Le 8 septembre, les rebelles houthis au Yémen ont revendiqué une vaste série d’attaques de drones et de missiles contre l’Arabie saoudite, ciblant notamment des sites pétroliers d’Aramco. Cette escalade majeure survient alors que les combats font rage autour du détroit stratégique de Bab al-Mandab, faisant plus de 300 morts en quelques jours.
Une offensive d’envergure contre des cibles économiques et militaires en Arabie saoudite
La confrontation entre les rebelles yéménites et Riyad a franchi un nouveau palier. Le porte-parole militaire des insurgés a officialisé des frappes d’une rare intensité dirigées contre le royaume. Selon les autorités rebelles, l’opération a mobilisé des dizaines d’engins volants sans pilote et de projectiles balistiques pour frapper la base aérienne King Khalid, l’aéroport international d’Abha ainsi que des installations névralgiques du géant pétrolier Aramco situées à Abha et Jizan.
Cette offensive constitue la riposte revendiquée à une campagne de bombardements menée par la coalition saoudienne. Le porte-parole militaire des insurgés a affirmé que ces tirs répondaient précisément à 121 frappes exécutées par Riyad sur le territoire yéménite au cours des trois jours précédents. Du côté du royaume, le ministère de l’Énergie a indiqué que ces impacts ont provoqué des incendies sur plusieurs sites, contraignant les opérateurs à suspendre temporairement certaines activités sur les zones touchées.
Le contrôle contesté du détroit de Bab al-Mandab et les lourdes pertes au sol
Au-delà des frappes aériennes transfrontalières, la situation militaire sur le terrain yéménite se détériore à un rythme alarmant. Vendredi, les forces progouvernementales se sont retirées de Périm, également connue sous le nom de Mayyun, une île positionnée au point le plus étroit du passage maritime de Bab al-Mandab. Des témoins et des agences de presse ont confirmé l’avancée immédiate des combattants houthis sur cette position clé.

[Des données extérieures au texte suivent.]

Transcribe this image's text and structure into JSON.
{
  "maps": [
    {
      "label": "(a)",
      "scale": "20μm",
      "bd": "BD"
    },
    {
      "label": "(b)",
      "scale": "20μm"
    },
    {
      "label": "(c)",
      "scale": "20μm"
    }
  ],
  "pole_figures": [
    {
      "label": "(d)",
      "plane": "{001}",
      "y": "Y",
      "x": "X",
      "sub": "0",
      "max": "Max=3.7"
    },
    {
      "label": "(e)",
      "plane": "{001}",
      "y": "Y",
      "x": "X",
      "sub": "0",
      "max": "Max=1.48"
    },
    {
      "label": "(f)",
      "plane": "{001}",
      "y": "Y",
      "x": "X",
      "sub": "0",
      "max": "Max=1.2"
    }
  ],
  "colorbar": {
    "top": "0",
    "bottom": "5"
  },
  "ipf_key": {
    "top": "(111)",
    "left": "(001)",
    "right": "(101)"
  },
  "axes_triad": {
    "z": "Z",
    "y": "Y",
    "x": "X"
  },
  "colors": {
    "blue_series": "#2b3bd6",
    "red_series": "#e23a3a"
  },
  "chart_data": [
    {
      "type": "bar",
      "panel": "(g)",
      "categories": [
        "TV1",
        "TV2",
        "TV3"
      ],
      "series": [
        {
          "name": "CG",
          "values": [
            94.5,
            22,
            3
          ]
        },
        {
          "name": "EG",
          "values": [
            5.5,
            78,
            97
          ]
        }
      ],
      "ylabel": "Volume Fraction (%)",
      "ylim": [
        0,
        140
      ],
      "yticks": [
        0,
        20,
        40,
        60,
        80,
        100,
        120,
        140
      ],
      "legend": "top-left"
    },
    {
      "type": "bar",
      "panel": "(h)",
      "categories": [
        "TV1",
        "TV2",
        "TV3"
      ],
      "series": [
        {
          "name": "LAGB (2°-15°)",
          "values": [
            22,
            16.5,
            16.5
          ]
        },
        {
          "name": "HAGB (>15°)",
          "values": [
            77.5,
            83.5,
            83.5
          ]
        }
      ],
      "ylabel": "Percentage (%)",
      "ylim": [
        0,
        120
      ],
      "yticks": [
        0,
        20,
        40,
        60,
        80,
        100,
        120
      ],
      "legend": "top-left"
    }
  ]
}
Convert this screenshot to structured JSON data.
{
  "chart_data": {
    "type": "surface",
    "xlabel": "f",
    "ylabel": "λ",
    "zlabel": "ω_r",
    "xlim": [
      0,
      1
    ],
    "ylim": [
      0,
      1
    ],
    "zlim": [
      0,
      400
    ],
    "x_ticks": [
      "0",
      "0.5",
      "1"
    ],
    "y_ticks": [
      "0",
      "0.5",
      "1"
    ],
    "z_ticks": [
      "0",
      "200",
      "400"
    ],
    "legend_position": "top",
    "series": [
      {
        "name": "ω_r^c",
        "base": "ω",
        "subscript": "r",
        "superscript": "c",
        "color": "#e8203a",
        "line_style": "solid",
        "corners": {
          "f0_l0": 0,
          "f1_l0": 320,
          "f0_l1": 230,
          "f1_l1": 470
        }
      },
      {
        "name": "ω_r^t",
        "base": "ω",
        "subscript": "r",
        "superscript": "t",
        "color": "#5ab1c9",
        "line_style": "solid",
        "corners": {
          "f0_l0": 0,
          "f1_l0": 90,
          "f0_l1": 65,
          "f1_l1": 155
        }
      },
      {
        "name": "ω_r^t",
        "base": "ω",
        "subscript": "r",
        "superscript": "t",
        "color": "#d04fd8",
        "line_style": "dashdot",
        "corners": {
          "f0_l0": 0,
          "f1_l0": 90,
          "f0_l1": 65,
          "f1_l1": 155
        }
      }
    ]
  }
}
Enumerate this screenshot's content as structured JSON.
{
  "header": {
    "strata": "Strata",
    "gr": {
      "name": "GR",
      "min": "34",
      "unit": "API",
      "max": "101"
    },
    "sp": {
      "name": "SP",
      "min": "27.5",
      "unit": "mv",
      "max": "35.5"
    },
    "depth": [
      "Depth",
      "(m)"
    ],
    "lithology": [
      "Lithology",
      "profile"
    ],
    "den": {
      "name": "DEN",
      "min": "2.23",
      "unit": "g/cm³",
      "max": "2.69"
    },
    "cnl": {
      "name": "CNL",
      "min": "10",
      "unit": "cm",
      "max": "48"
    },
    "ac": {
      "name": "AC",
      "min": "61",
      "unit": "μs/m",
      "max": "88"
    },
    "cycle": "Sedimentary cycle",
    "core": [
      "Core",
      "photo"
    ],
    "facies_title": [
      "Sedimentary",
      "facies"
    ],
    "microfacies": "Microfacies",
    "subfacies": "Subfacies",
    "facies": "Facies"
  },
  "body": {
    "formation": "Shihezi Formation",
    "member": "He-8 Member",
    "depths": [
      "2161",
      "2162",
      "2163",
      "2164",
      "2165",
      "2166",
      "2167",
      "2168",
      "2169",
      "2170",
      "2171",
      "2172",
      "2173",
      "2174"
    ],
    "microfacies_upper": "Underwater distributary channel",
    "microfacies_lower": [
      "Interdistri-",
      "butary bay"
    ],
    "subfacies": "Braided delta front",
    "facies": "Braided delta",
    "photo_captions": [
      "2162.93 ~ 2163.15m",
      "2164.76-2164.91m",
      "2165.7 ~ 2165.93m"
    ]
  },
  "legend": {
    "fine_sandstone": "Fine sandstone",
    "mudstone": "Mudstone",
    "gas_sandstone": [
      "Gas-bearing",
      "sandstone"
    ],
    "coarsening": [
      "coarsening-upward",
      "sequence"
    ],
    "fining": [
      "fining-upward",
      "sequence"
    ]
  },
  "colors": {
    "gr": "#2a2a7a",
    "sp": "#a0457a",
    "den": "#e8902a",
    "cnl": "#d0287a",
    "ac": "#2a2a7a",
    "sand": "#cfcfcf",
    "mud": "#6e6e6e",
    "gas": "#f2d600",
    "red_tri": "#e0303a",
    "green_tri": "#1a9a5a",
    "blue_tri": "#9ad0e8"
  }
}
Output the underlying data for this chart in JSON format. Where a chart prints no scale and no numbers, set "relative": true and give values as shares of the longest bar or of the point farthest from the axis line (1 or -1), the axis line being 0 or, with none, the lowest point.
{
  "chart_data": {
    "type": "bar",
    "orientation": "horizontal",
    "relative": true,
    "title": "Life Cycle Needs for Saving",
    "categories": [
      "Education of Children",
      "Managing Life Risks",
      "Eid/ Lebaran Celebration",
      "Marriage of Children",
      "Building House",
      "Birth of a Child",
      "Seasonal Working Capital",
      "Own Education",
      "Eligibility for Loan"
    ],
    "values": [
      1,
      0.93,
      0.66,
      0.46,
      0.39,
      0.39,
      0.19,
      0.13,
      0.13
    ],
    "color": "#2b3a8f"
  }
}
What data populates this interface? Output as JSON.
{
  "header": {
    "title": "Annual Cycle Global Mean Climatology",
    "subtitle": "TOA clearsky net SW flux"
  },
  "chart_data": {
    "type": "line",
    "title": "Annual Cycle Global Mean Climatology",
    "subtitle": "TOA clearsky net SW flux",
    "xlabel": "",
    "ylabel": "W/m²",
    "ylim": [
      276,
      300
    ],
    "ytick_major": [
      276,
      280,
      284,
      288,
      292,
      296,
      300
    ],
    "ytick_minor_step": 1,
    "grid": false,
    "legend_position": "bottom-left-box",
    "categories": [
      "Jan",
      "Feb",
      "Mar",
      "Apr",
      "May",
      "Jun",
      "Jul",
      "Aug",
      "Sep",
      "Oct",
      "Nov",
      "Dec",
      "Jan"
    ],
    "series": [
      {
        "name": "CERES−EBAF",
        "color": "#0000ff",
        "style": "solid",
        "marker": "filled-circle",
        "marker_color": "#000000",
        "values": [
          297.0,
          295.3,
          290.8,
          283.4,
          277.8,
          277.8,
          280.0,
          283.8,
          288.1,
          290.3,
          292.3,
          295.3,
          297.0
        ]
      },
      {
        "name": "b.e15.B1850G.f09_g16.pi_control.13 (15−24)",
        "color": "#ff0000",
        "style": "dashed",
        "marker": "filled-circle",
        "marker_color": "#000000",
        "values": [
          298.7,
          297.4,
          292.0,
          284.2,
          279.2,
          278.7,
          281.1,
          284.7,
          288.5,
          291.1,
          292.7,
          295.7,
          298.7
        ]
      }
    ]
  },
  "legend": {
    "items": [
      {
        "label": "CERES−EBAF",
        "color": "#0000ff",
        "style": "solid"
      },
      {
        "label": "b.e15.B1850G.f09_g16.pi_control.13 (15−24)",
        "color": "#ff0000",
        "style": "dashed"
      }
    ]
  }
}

Cette artère maritime revêt une importance vitale pour l’économie mondiale, particulièrement depuis la fermeture de fait du détroit d’Ormuz dans le cadre des tensions entre les États-Unis et l’Iran. L’Arabie saoudite dépend étroitement de cette voie d’eau pour acheminer son pétrole vers les marchés asiatiques. Tandis que les affrontements terrestres s’étendent dans le sud-ouest du pays à la suite d’une offensive lancée par les rebelles, les bilans humains s’alourdissent considérablement. Selon des sources concordantes issues des deux camps interrogées sur place, plus de 300 personnes ont perdu la vie depuis le début des hostilités intérieures, contraignant de nombreuses familles à fuir sur les routes.
Yayha Saree, porte-parole militaire des insurgés, a déclaré via France 24 que les forces armées yéménites avaient mené une opération militaire de grande envergure et de grande portée.
La riposte promise par Riyad et la menace d’un front élargi
Face à cette démonstration de force qualifiée par les observateurs de plus importante attaque subie par le territoire saoudien depuis plusieurs années, la réaction du pouvoir central ne s’est pas fait attendre. Le ministère saoudien des Affaires étrangères a vigoureusement condamné les agissements des insurgés dans un communiqué officiel.

Le ministre saoudien des Affaires étrangères a réaffirmé, via France 24, le droit légitime du Royaume à prendre toutes les mesures nécessaires pour défendre sa souveraineté.
Riyad insiste par ailleurs sur la nécessité absolue de neutraliser les menaces persistantes qui pèsent sur la liberté de circulation commerciale. La situation sécuritaire s’est encore compliquée lorsqu’un oléoduc Est-Ouest a été la cible de drones identifiés comme provenant de l’Irak voisin, obligeant le ministère saoudien de l’Énergie à interrompre le fonctionnement de l’infrastructure par mesure de précaution. Bien que le gouvernement irakien ait condamné l’attentat et ouvert une enquête menant à la destitution d’un commandant local dans la province de Maysan, les autorités saoudiennes ont fait savoir qu’elles surseaient pour l’instant à une riposte directe suite à un échange téléphonique avec le Premier ministre irakien.